Pasé casi tres años discerniendo mi vocación en un monasterio benedictino, en Estados Unidos. Ese periodo fue uno de los más bellos de mi vida, pero también uno de los más dolorosos.
En 2002, cuando estaba en mi último año de secundaria, el escándalo de los abusos sexuales por parte del clero estaba en todos los titulares. Seis años más tarde, cuando entré a una abadía benedictina, pensé que el escándalo había pasado. Me equivoqué. Desafortunadamente, muchos hombres habían abrazado la vida religiosa no para buscar al Señor, sino para buscar a otros hombres… En mi primer año, rechacé en dos ocasiones las insinuaciones inapropiadas de un superior.
Gracias a Dios y a Nuestra Señora, fui protegido “físicamente”, pero emocionalmente quedé herido. Después de pedirle a este superior que me dejara en paz, comprendí que debía abandonar el monasterio inmediatamente. Me hubiera ido antes, pero no quería decepcionar a Dios, pues ya había hecho mis primeros votos. Durante casi tres años desde que entré en la abadía, me consumía la ansiedad, principalmente por las pretensiones de este superior.
Finalmente me dije “basta” y llamé a mi hermano para contarle mi situación. Inmediatamente llamó a mi madre y le dijo que viniera a buscarme. Informé a mi superior inmediato y al prior que me iba. Mientras los monjes hacían sus oraciones vespertinas, yo recogí mis pocas pertenencias.

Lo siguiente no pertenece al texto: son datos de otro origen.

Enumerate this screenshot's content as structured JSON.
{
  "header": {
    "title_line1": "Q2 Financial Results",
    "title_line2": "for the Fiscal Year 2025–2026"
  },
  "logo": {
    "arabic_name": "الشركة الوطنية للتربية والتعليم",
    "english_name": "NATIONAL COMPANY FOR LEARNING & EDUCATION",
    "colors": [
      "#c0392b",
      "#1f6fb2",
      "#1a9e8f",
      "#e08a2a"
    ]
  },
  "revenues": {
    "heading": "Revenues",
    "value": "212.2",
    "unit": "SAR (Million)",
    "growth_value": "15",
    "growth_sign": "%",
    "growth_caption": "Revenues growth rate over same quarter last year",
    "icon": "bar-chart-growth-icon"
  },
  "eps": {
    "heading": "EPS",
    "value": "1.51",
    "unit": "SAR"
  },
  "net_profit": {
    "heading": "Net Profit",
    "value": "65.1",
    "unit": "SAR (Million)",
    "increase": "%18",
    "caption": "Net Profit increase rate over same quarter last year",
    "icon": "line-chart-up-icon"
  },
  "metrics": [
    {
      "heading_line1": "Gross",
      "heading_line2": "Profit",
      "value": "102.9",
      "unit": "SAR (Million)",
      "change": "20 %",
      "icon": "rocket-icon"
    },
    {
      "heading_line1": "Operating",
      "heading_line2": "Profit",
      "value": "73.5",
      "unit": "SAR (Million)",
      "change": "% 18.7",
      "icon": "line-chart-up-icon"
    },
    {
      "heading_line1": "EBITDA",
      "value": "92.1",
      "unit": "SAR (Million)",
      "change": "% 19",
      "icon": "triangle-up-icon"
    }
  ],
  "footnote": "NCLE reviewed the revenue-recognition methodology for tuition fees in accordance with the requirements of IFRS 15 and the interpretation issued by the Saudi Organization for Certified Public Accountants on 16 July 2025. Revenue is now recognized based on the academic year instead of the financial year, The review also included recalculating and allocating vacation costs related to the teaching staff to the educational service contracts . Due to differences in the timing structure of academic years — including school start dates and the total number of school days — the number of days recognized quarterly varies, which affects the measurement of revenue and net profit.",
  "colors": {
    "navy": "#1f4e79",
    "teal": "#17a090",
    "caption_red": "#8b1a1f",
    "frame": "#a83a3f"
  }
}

Miré alrededor de mi celda, ahora vacía y, por primera vez en casi tres años, ¡sentí la paz más grande que jamás haya conocido en mi vida! No vi a Nuestra Señora, pero sentí su presencia. Y en mi corazón oí su voz que me decía: “Hijo mío, es hora de partir”. Sí, María estuvo en mi celda de monje el 4 de octubre de 2010 y me acompañó hasta la puerta del monasterio, donde me esperaba mi madre.
Patrick O’Hearn, 5 de enero de 2024.